Nach Tagesspiegel-Informationen war tatsächlich erwogen worden, Flügel oder Nebengebäude regulärer Haftanstalten zu einer Klinik umzubauen. In der Justiz gibt es dafür wenig Unterstützer. Vor der Wiederholungswahl im Februar 2023 – die womöglich sowieso eine neue Koalition erzwingt – passiert wenig.

Personalrat: Insassen teilen sich zu fünft ein Zweibettzimer

Wie der Tagesspiegel vor Gotes Aussprache berichtete, hatte der Personalrat des Krankenhauses in einem Brief an die Senatorin die Lage beschrieben: Insassen müssten sich zuweilen „zu fünft ein Zweibettzimmer teilen“ und die für akute Ernstfälle „vorgesehenen 24 Isolierräume sind dauerhaft vollständig belegt“, sodass nicht alle Patienten, bei denen das geboten wäre, isoliert werden könnten. Die Arbeitsbedingungen seien „zunehmend gefährlich“, viele Insassen würden im Maßregelvollzug nicht – wie vorgesehen – therapiert, sondern nur „verwahrt“.

Im Krankenhaus des Maßregelvollzugs sitzen wie berichtet dann Verurteilte ein, wenn ein Gericht sie wegen psychischer Leiden für schuldunfähig erklärt hat. Auf reguläre Haft wird oft auch dann verzichtet, wenn ein Gericht einem Straftäter einen „Hang“ zur Sucht attestiert hat. Auf diese Praxis – Haft bei Schuld, Heilung bei Krankheit – haben Verurteilte vereinfacht formuliert einen Anspruch. Die Insassen sind somit Patienten.

Ulrike Gote (Grüne) ist seit Dezember 2021 die Berliner Gesundheitssenatorin. Foto: Doris Spiekermann-Klaas
Ulrike Gote (Grüne) ist seit Dezember 2021 die Berliner Gesundheitssenatorin. Foto: Doris Spiekermann-Klaas

© Doris Spiekermann-Klaas/Tagesspiegel

Fast wöchentlich werden Angeklagte in Berlin zu Maßregelvollzug statt regulärem Gefängnis verurteilt. Was die Überbelegung dieses Spezialkrankenhauses für Folgen hat, beantworteten weder die Pressestelle Gotes noch die der Justizsenatorin Lena Kreck (Linke).

Dabei ist das Krankenhaus längst zum Politikum geworden. Der Präsident der Ärztekammer Berlin, Peter Bobbert sagte auf Tagesspiegel-Anfrage, die beschriebenen Zustände seien für Patienten und Mitarbeiter unhaltbar. „Was wir aus dem Maßregelvollzug lesen und hören erfüllt uns mit großer Sorge. Dies entspricht nicht unseren medizinischen Standards.“ Eine „adäquate medizinische Versorgung“ sei offenbar „nicht gewährleistet“, die Politik trage dafür die Verantwortung. Alle zugelassenen Mediziner müssen der Kammer, die sich um Fachstandards und Berufsethik kümmert, angehören.

 Wie viele Verletzte nimmt der Senat noch in Kauf?

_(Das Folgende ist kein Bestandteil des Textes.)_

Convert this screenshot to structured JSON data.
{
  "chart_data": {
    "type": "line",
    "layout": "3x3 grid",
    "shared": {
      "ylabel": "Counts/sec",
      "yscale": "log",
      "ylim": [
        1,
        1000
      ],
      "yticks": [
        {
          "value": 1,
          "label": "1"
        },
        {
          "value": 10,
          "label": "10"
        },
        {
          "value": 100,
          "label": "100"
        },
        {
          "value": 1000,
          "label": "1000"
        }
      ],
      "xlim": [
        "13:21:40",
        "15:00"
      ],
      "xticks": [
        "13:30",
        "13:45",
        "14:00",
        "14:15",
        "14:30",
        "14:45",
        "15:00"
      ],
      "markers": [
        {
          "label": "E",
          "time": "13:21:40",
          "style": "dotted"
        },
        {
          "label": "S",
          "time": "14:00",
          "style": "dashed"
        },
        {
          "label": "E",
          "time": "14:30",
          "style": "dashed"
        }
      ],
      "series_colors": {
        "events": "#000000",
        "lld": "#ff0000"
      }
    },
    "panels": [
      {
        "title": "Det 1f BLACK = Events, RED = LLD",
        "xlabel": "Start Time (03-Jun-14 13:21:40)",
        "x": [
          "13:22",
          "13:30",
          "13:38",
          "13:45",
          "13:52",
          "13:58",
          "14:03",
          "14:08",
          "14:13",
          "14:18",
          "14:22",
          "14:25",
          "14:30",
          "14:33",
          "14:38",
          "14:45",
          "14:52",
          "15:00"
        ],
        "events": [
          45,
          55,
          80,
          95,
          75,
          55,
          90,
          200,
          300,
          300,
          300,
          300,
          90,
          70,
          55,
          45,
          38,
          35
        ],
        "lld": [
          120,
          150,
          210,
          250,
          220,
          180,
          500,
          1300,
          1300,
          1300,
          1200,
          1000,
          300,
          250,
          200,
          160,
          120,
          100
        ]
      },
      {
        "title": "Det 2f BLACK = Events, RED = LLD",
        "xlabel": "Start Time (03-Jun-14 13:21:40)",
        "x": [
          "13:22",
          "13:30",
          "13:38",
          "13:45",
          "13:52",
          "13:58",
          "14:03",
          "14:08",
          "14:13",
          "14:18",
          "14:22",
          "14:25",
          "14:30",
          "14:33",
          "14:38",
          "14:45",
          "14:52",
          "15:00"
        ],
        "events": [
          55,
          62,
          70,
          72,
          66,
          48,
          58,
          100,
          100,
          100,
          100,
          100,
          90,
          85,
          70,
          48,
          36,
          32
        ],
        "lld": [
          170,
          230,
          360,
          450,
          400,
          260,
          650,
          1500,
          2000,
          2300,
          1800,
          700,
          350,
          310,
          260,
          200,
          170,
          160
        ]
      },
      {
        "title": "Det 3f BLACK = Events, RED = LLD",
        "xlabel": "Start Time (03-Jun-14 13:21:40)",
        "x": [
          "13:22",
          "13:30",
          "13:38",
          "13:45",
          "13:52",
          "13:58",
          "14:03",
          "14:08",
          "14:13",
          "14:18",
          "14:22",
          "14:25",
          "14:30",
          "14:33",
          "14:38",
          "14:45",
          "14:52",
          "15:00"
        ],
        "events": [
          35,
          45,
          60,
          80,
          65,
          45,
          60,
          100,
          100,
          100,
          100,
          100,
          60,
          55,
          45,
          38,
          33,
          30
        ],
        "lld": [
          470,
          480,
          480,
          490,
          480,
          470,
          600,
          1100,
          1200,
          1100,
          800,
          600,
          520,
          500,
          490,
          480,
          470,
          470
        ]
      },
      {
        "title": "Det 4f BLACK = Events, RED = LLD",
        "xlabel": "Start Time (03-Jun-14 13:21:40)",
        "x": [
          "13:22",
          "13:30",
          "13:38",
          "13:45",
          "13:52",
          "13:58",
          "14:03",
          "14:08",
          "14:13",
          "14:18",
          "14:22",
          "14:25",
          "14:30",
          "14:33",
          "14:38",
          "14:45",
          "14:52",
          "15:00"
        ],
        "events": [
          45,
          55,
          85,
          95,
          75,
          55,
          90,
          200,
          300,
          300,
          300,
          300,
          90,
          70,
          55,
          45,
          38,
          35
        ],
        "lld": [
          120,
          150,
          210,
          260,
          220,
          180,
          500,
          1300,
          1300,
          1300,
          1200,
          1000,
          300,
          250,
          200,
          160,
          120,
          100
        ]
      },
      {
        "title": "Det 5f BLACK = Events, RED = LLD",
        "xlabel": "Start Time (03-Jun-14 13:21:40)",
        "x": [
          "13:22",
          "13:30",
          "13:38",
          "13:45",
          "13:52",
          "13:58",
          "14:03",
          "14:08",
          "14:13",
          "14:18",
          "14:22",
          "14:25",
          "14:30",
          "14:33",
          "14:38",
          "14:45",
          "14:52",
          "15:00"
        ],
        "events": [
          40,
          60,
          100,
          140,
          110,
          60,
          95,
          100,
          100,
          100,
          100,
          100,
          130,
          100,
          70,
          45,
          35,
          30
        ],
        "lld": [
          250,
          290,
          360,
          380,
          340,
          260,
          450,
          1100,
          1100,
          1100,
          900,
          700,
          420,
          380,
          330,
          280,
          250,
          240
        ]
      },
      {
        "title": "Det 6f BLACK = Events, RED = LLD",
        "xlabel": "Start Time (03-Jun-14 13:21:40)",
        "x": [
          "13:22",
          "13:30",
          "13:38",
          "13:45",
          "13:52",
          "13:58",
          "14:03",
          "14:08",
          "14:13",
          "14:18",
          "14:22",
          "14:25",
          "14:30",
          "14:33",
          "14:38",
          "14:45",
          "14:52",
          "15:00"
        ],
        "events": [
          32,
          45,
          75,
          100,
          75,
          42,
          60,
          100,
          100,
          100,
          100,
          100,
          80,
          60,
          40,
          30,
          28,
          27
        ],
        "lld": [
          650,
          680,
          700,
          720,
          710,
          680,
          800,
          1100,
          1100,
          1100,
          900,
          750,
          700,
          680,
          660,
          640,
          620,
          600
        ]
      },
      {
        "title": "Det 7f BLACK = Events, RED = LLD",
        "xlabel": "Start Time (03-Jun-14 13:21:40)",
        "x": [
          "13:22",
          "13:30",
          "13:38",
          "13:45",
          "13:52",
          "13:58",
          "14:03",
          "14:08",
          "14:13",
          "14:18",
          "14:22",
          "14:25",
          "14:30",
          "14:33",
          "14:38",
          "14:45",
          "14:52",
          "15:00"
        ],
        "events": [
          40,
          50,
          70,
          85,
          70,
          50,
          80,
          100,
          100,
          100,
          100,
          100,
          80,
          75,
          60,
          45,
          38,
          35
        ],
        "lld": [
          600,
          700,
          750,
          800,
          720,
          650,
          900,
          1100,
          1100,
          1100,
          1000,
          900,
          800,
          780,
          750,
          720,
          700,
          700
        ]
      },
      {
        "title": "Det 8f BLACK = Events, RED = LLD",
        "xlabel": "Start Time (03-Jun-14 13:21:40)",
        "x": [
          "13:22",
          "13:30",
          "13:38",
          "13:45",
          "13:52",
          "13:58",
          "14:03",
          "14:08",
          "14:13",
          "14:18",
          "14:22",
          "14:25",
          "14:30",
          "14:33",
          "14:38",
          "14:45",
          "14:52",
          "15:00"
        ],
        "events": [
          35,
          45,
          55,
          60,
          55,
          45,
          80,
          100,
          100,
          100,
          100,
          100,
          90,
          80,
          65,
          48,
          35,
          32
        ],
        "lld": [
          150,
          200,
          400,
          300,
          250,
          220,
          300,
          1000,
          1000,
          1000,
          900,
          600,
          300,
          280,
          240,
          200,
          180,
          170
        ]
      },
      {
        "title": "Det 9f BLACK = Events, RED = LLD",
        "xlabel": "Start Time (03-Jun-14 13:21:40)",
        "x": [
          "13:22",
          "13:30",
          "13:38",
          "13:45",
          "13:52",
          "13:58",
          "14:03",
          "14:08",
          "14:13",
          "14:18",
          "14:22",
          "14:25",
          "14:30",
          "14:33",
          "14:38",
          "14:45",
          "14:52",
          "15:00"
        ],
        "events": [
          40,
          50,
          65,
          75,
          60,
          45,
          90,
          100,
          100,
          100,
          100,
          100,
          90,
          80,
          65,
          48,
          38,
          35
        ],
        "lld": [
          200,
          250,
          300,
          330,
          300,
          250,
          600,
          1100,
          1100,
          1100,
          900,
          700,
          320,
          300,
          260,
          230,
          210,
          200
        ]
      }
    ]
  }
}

CDU-Gesundheitsexperte Christian Zander

Schon vor einigen Jahren hatten Ärzte und Pflegekräfte mit einem Brandbrief auf die gefährlichen Zustände im Krankenhaus des Maßregelvollzugs hingewiesen. Damals verletzte ein Insasse eine Medizinerin schwer. Zudem soll circa 2016 erwogen worden sein, eine neue Klinik mit mehr Platz zu errichten.

Zahlreiche Ärzte und Pflegekräfte hatten in den letzten Jahren gekündigt

Seit Jahren ist die Lage bekannt. Schon der rot-rot-grüne Vorgängersenat handelte nicht“, sagte der Gesundheitsexperte der CDU-Fraktion, Christian Zander. „Wie viele Verletzte nimmt der Senat noch in Kauf?“ Das Krankenhaus des Maßregelvollzugs hat 17 Stationen am Hauptstandort in Reinickendorf, dazu drei Stationen in Buch. Zahlreiche Ärzte und Pflegekräfte des Maßregelvollzugs hatten in den letzten Jahren gekündigt – auch, weil die Anstalt immer voller und die Stimmung gefährlicher wurde.

Inzwischen soll sich der Personalschlüssel noch weiter verschlechtert haben. Dem zitierten Schreiben des Personalrats zufolge kümmern sich 500 Mitarbeiter im Schichtsystem um 600 Patienten, wobei formal nur 541 Plätze für den Berliner Maßregelvollzug genehmigt worden sind. Zudem, schreibt der Personalrat, seien 84 der Planstellen unbesetzt.